男子の南里がSP4位と健闘。3−3回転連続など三つのジャンプをすべて決め、3種類のスピンはやや回転速度が乏しかったが、いずれも最高のレベル4に認定された。「自分の力を出し切っていい演技が出来た」。05年ジュニアGPファイナルで2位に輝いたが、シニアのGPシリーズは05年ロシア杯の8位が最高成績で、今季のスケートアメリカは10位だった。巻き返しを図る22歳の目に、初の表彰台が見えてきた。


中庭健介 
トリプルアクセルの着氷で乱れたが踏ん張り、SP7位)11月のフランス杯のSPでは全部のジャンプで手をついたので、今回は正直ホッとした。アクセルは自信があったのに、朝の練習で急に跳べなくなった。
 

トマシュ・ベルネル 
気持ちよく楽しんで滑れた。(6位に終わった)フランス杯後に特に修正したことはないが、結果を分析し、そこから学ぶことがあった。練習の成果を出せたと思う。


高橋、失敗も収穫…ストレートラインステップでレベル3

滑り終えた高橋は、どこか浮かない表情だった。予想外の大きな失敗があったからだ。軽快なヒップホップ調の「白鳥の湖」に乗って、冒頭の3回転フリップ−3回転トーループはピタリと決めた。だが次のトリプルアクセル(3回転半ジャンプ)。空中で足がほどけてバランスを崩し、着氷で左手を付いた。最後のシットスピンでも、危うく尻餅をつきかけるミス。「うまく見せようと意気込みすぎて、空回りした」。

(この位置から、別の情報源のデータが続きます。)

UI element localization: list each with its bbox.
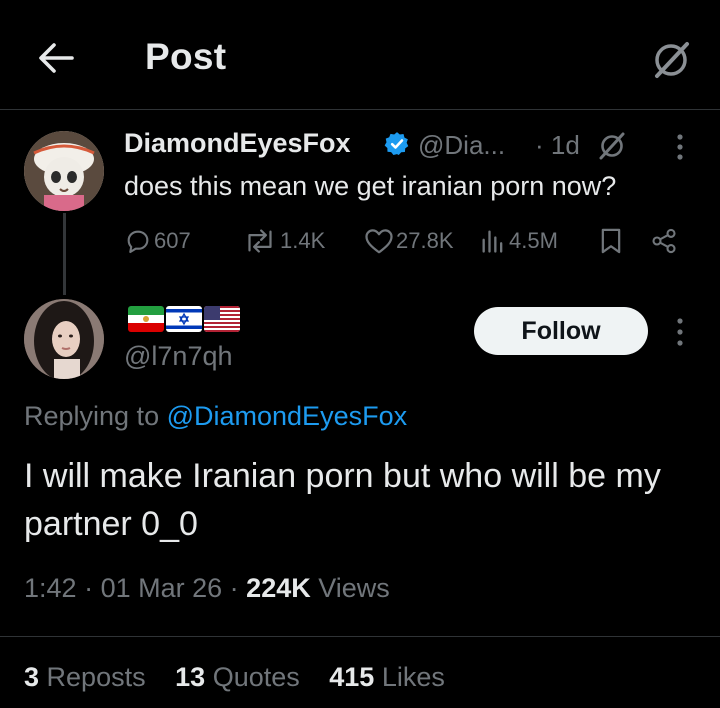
profile-flags (128, 306, 240, 332)
post-meta: 1:42 · 01 Mar 26 · 224K Views (24, 573, 390, 604)
reply-post-text: I will make Iranian porn but who will be… (24, 457, 661, 543)
post-date[interactable]: 01 Mar 26 (101, 573, 223, 603)
likes-link[interactable]: 415 Likes (329, 662, 445, 692)
replying-to-mention[interactable]: @DiamondEyesFox (167, 401, 408, 431)
replying-to-line: Replying to @DiamondEyesFox (24, 401, 407, 432)
iran-flag-icon (128, 306, 164, 332)
reply-author-handle[interactable]: @l7n7qh (124, 341, 233, 372)
parent-author-avatar[interactable] (24, 131, 104, 211)
back-button[interactable] (32, 34, 80, 82)
heart-icon (365, 229, 393, 254)
post-detail-page: Post DiamondEyesFox @Dia... · 1d does th… (0, 0, 720, 708)
share-icon (652, 228, 676, 254)
reply-icon (127, 230, 149, 254)
replying-to-label: Replying to (24, 401, 167, 431)
share-button[interactable] (650, 226, 680, 256)
views-button[interactable]: 4.5M (479, 226, 558, 256)
repost-icon (248, 229, 272, 253)
thread-connector-line (63, 213, 66, 295)
grok-icon (655, 42, 689, 78)
parent-post-text: does this mean we get iranian porn now? (124, 171, 617, 201)
bookmark-button[interactable] (598, 226, 626, 256)
parent-author-name[interactable]: DiamondEyesFox (124, 128, 351, 159)
bookmark-icon (601, 228, 621, 254)
reply-count: 607 (154, 228, 191, 253)
verified-badge-icon (384, 132, 409, 156)
top-bar: Post (0, 0, 720, 110)
grok-icon[interactable] (596, 131, 628, 161)
repost-count: 1.4K (280, 228, 326, 253)
parent-author-handle[interactable]: @Dia... (418, 130, 505, 161)
page-title: Post (145, 36, 227, 77)
follow-button[interactable]: Follow (474, 307, 648, 355)
more-options-icon[interactable] (668, 132, 692, 162)
reply-button[interactable]: 607 (124, 226, 191, 256)
like-button[interactable]: 27.8K (364, 226, 454, 256)
likes-count: 415 (329, 662, 375, 692)
more-options-icon[interactable] (668, 316, 692, 348)
meta-separator: · (84, 573, 101, 603)
quotes-count: 13 (175, 662, 206, 692)
meta-separator: · (229, 573, 247, 603)
likes-label: Likes (381, 662, 445, 692)
views-total: 224K (246, 573, 311, 603)
views-label: Views (310, 573, 390, 603)
post-time[interactable]: 1:42 (24, 573, 77, 603)
arrow-left-icon (39, 43, 74, 73)
repost-button[interactable]: 1.4K (242, 226, 325, 256)
reply-author-avatar[interactable] (24, 299, 104, 379)
reposts-label: Reposts (46, 662, 146, 692)
grok-button[interactable] (645, 34, 697, 86)
like-count: 27.8K (396, 228, 454, 253)
israel-flag-icon (166, 306, 202, 332)
quotes-label: Quotes (212, 662, 300, 692)
views-chart-icon (482, 230, 503, 253)
divider (0, 636, 720, 637)
quotes-link[interactable]: 13 Quotes (175, 662, 300, 692)
engagement-stats: 3 Reposts 13 Quotes 415 Likes (24, 662, 467, 693)
views-count: 4.5M (509, 228, 558, 253)
reposts-link[interactable]: 3 Reposts (24, 662, 146, 692)
parent-post-time[interactable]: · 1d (535, 130, 580, 161)
reposts-count: 3 (24, 662, 40, 692)
usa-flag-icon (204, 306, 240, 332)
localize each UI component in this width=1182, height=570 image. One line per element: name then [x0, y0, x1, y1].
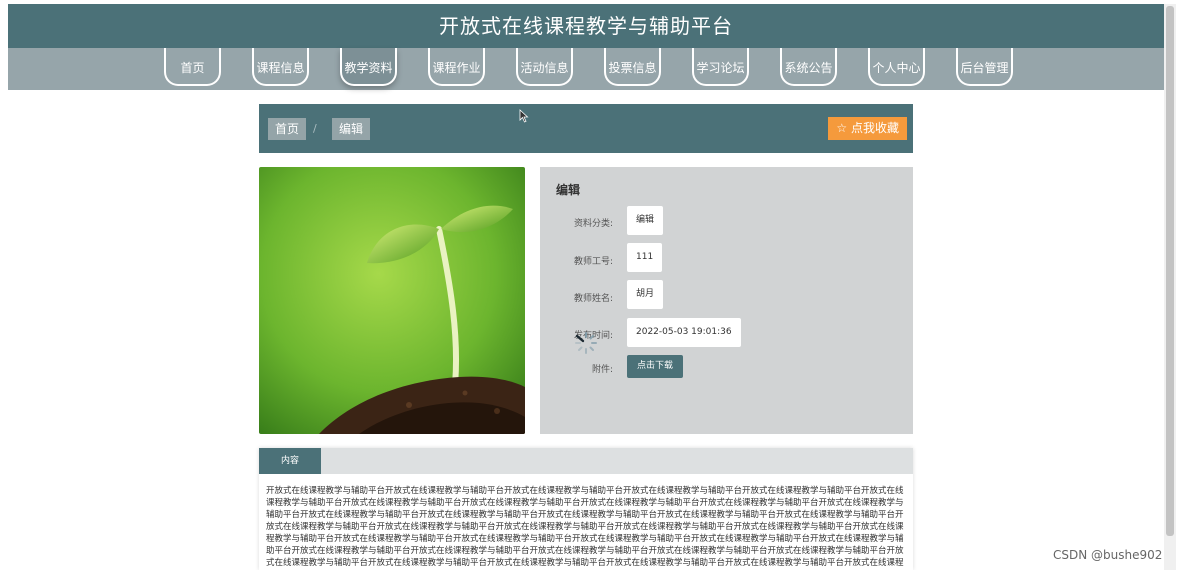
- teacher-id-value: 111: [627, 243, 663, 272]
- site-title: 开放式在线课程教学与辅助平台: [439, 14, 733, 38]
- nav-item-activity-info[interactable]: 活动信息: [516, 48, 573, 86]
- favorite-button[interactable]: ☆ 点我收藏: [828, 117, 907, 140]
- material-cover-image: [259, 167, 525, 434]
- teacher-name-value: 胡月: [627, 280, 664, 309]
- nav-item-vote-info[interactable]: 投票信息: [604, 48, 661, 86]
- attachment-label: 附件:: [591, 365, 613, 375]
- nav-item-personal-center[interactable]: 个人中心: [868, 48, 925, 86]
- category-value: 编辑: [627, 206, 664, 235]
- download-button[interactable]: 点击下载: [627, 355, 684, 378]
- breadcrumb-separator: /: [313, 122, 317, 135]
- main-nav: 首页 课程信息 教学资料 课程作业 活动信息 投票信息 学习论坛 系统公告 个人…: [8, 48, 1164, 90]
- detail-panel: 编辑 资料分类: 编辑 教师工号: 111 教师姓名: 胡月 发布时间: 202…: [540, 167, 913, 434]
- page-scrollbar[interactable]: [1164, 4, 1176, 570]
- nav-item-teaching-materials[interactable]: 教学资料: [340, 48, 397, 86]
- nav-item-admin[interactable]: 后台管理: [956, 48, 1013, 86]
- breadcrumb: 首页 / 编辑 ☆ 点我收藏: [259, 104, 913, 153]
- detail-title: 编辑: [556, 183, 581, 197]
- content-tabbar: 内容: [259, 448, 913, 474]
- nav-item-course-info[interactable]: 课程信息: [252, 48, 309, 86]
- tab-content[interactable]: 内容: [259, 448, 321, 474]
- publish-time-value: 2022-05-03 19:01:36: [627, 318, 741, 347]
- scrollbar-thumb[interactable]: [1166, 6, 1174, 536]
- watermark: CSDN @bushe902: [1053, 548, 1163, 562]
- nav-item-home[interactable]: 首页: [164, 48, 221, 86]
- nav-item-system-notice[interactable]: 系统公告: [780, 48, 837, 86]
- content-section: 内容 开放式在线课程教学与辅助平台开放式在线课程教学与辅助平台开放式在线课程教学…: [259, 448, 913, 570]
- teacher-name-label: 教师姓名:: [573, 294, 613, 304]
- category-label: 资料分类:: [573, 219, 613, 229]
- nav-item-study-forum[interactable]: 学习论坛: [692, 48, 749, 86]
- content-body: 开放式在线课程教学与辅助平台开放式在线课程教学与辅助平台开放式在线课程教学与辅助…: [266, 486, 904, 568]
- nav-item-course-homework[interactable]: 课程作业: [428, 48, 485, 86]
- breadcrumb-current: 编辑: [332, 118, 371, 140]
- loading-spinner-icon: [575, 332, 597, 354]
- breadcrumb-home-link[interactable]: 首页: [268, 118, 307, 140]
- site-header: 开放式在线课程教学与辅助平台: [8, 4, 1164, 48]
- teacher-id-label: 教师工号:: [573, 257, 613, 267]
- seedling-image: [259, 167, 525, 434]
- mouse-pointer-icon: [519, 109, 529, 123]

一方で収穫も。切れ味のいいエッジワークで魅せるストレートラインステップは、高橋の武器だが、GPシリーズ第1戦・スケートアメリカではレベル1と低い評価に終わった。その悔しさをバネに、より正確にステップを刻むことに時間を費やした。この日はレベル3。「すごく乗れた。出来には満足」と納得顔だった。


しかし、前回覇者としては、ここで満足してはいられない。1位のベルネルはステップでレベル4が2つ。スピンでも3つ中2つで最高評価。スピンでレベル4を1つもらうのがやっとだった高橋に比べ、調子がいい。「フリーは攻めていきたい」と高橋。完ぺきな滑りで、世界選手権銀メダルの意地を見せたい。


アイスダンス
アイスダンスのフリーはオリジナルダンス(OD)まで10位のキャシー・リードクリス・リード組(川越ク)はフリーで7位に入り、計143.85点で総合8位に上がった。ODまで首位のイザベル・デロベル、オリビエ・シェーンフェルダー組(フランス)が計197.54点で逃げ切り、フランス杯に続きGPシリーズ今季2勝目を挙げた。最終日の2日は男子のフリーが行われる。


父が米国人、母が日本人のリード姉妹組がODまでの最下位(10位)から巻き返し、総合8位に。9種類の要素のうち7種類で最高のレベル4を獲得し、粗削りながらスケールの大きさを感じさせる演技。姉のキャシーは「すべてを出し切った」と満足感を漂わせた。弟のクリスは「来年の4大陸選手権、世界選手権でいい演技をしたい。2010年のバンクーバー五輪に向けてもっと頑張りたい」。20歳と18歳の若きコンビに対し、伊東秀仁・日本スケート連盟フィギュア強化部長は「練習していけばどんどん伸びていく」と、将来性に大きな期待を寄せた。


★GPファイナルにコストナーら進出 フィギュアスケートのグランプリ(GP)ファイナル(14〜15日、イタリア・トリノ)女子の進出者6人が1日、確定した。NHK杯の結果により、カロリナ・コストナー(イタリア)とキャロライン・ザン(米国)が新たに出場を決めた。日本勢は浅田真央(愛知・中京大中京高)、中野友加里早大)が進出を決めている。